Late bobbles cost Red Devils, 18-14

Special to The Sentinel-Record/Corbet Deary HIGH FLYING: Mountain Pine senior back Jerremiah Walker leaps over a Dierks defender during Friday night's game at Stanley May Field. The Outlaws defeated the Red Devils 18-14.
Special to The Sentinel-Record/Corbet Deary HIGH FLYING: Mountain Pine senior back Jerremiah Walker leaps over a Dierks defender during Friday night's game at Stanley May Field. The Outlaws defeated the Red Devils 18-14.

MOUNTAIN PINE -- One of football's most fundamental plays proved Mountain Pine's undoing Friday night.

Two center snaps went through quarterback Collin Smith's hands in the fourth quarter, sabotaging two drives inside the 10, and letting Dierks escape with an 18-14 Class 2A nonconference victory at Stanley May Field.

Smith could not handle shotgun snaps on first and goal from the four early in the quarter and from the three in the final minute. Dierks took over on downs the first time and, with Mountain Pine out of timeouts, let the clock run out on the last play after the ball was snapped with 21.6 seconds left.

"We could be 'two and oh' real easy," said a frustrated Sam Counce, Mountain Pine's coach. Instead after losing two at home (the other, 40-32 to Mineral Springs), the Red Devils must regroup, Counce said, before going to Class 3A Centerpoint, which won at Stanley May Field in Week Three last year.

Mountain Pine's misfortune notwithstanding, Dierks' defense "dug deep," said coach Jarrod Fannin, "which they're going to have to do every week."

For the second-straight week, Mountain Pine never led on its home field. Smith ran one yard for the first Red Devil touchdown and 13 yards for the second, keeping for a two-point conversion that made it 18-14 with 5:17 left in the third quarter.

Dierks scored on back-to-back possessions for a two-score lead, junior Austin Hanson weaving through traffic for 51 yards and breaking a 6-6 tie with 1:44 before halftime. Receiving the second-half kickoff, the Outlaws drove 67 yards in six plays, Hanson getting the last 23 yards.

Only 5-8 and 160, Hanson made a key tackle after Smith fielded a Dierks punt cleanly on one bounce inside midfield, keeping Mountain Pine 52 yards from the end zone with 1:04 left. Dierks almost self-destructed defensively with three penalties, one for illegal participation (too many men on the field) and another for pass interference. An offside penalty came one play after Smith kept for seven yards to the six, setting up the fateful second errant snap.

Counce said the Red Devils have had no problems with the center-shotgun snap and that Smith, with a possible error of exuberance in looking over the defense, "might have taken his eyes off the center for just a second."
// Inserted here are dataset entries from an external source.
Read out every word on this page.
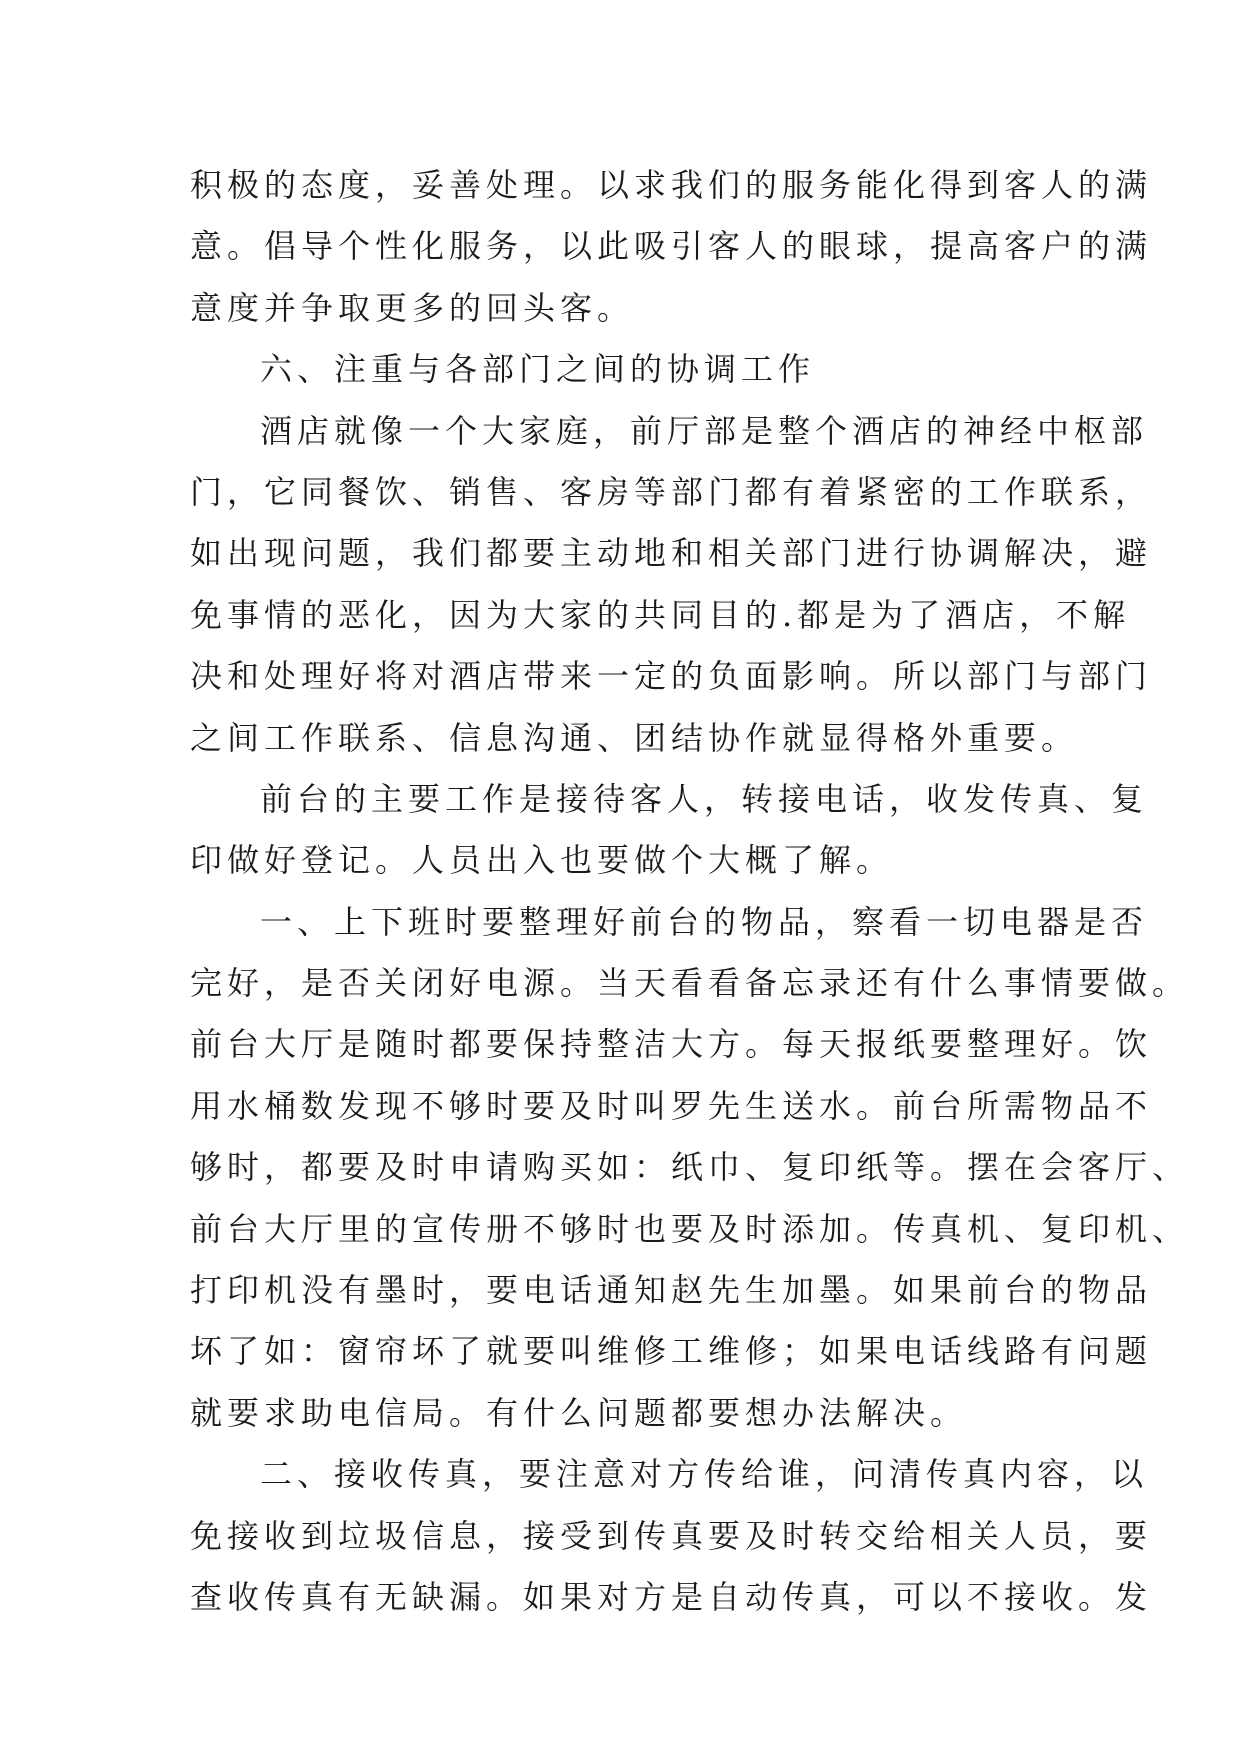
积极的态度，妥善处理。以求我们的服务能化得到客人的满
意。倡导个性化服务，以此吸引客人的眼球，提高客户的满
意度并争取更多的回头客。
六、注重与各部门之间的协调工作
酒店就像一个大家庭，前厅部是整个酒店的神经中枢部
门，它同餐饮、销售、客房等部门都有着紧密的工作联系，
如出现问题，我们都要主动地和相关部门进行协调解决，避
免事情的恶化，因为大家的共同目的.都是为了酒店，不解
决和处理好将对酒店带来一定的负面影响。所以部门与部门
之间工作联系、信息沟通、团结协作就显得格外重要。
前台的主要工作是接待客人，转接电话，收发传真、复
印做好登记。人员出入也要做个大概了解。
一、上下班时要整理好前台的物品，察看一切电器是否
完好，是否关闭好电源。当天看看备忘录还有什么事情要做。
前台大厅是随时都要保持整洁大方。每天报纸要整理好。饮
用水桶数发现不够时要及时叫罗先生送水。前台所需物品不
够时，都要及时申请购买如：纸巾、复印纸等。摆在会客厅、
前台大厅里的宣传册不够时也要及时添加。传真机、复印机、
打印机没有墨时，要电话通知赵先生加墨。如果前台的物品
坏了如：窗帘坏了就要叫维修工维修；如果电话线路有问题
就要求助电信局。有什么问题都要想办法解决。
二、接收传真，要注意对方传给谁，问清传真内容，以
免接收到垃圾信息，接受到传真要及时转交给相关人员，要
查收传真有无缺漏。如果对方是自动传真，可以不接收。发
As against Mineral Springs, which scored 22 first-quarter points, Mountain Pine started sluggishly and quickly fell behind. The Outlaws pounced on a Smith fumble on the third play of the game and scored in five plays from the Mountain Pine 23. Quarterback Chandler Lowery, who at 6-3 and 195 is built along the same lines as Smith (6-0, 200), kept for the last three yards after 3:55 off the clock.

Dierks goes to Jessieville next week with a 2-0 record after avenging a 48-13 home loss to Mountain Pine last year. A victory would equal the Outlaws' win total last year, Fannin's first season.

Counce, meanwhile, said even with conference play two weeks ago, the Red Devils' season is on the line.

"I felt positive about our team and that they were ready to play," he said. "Then they came out flat."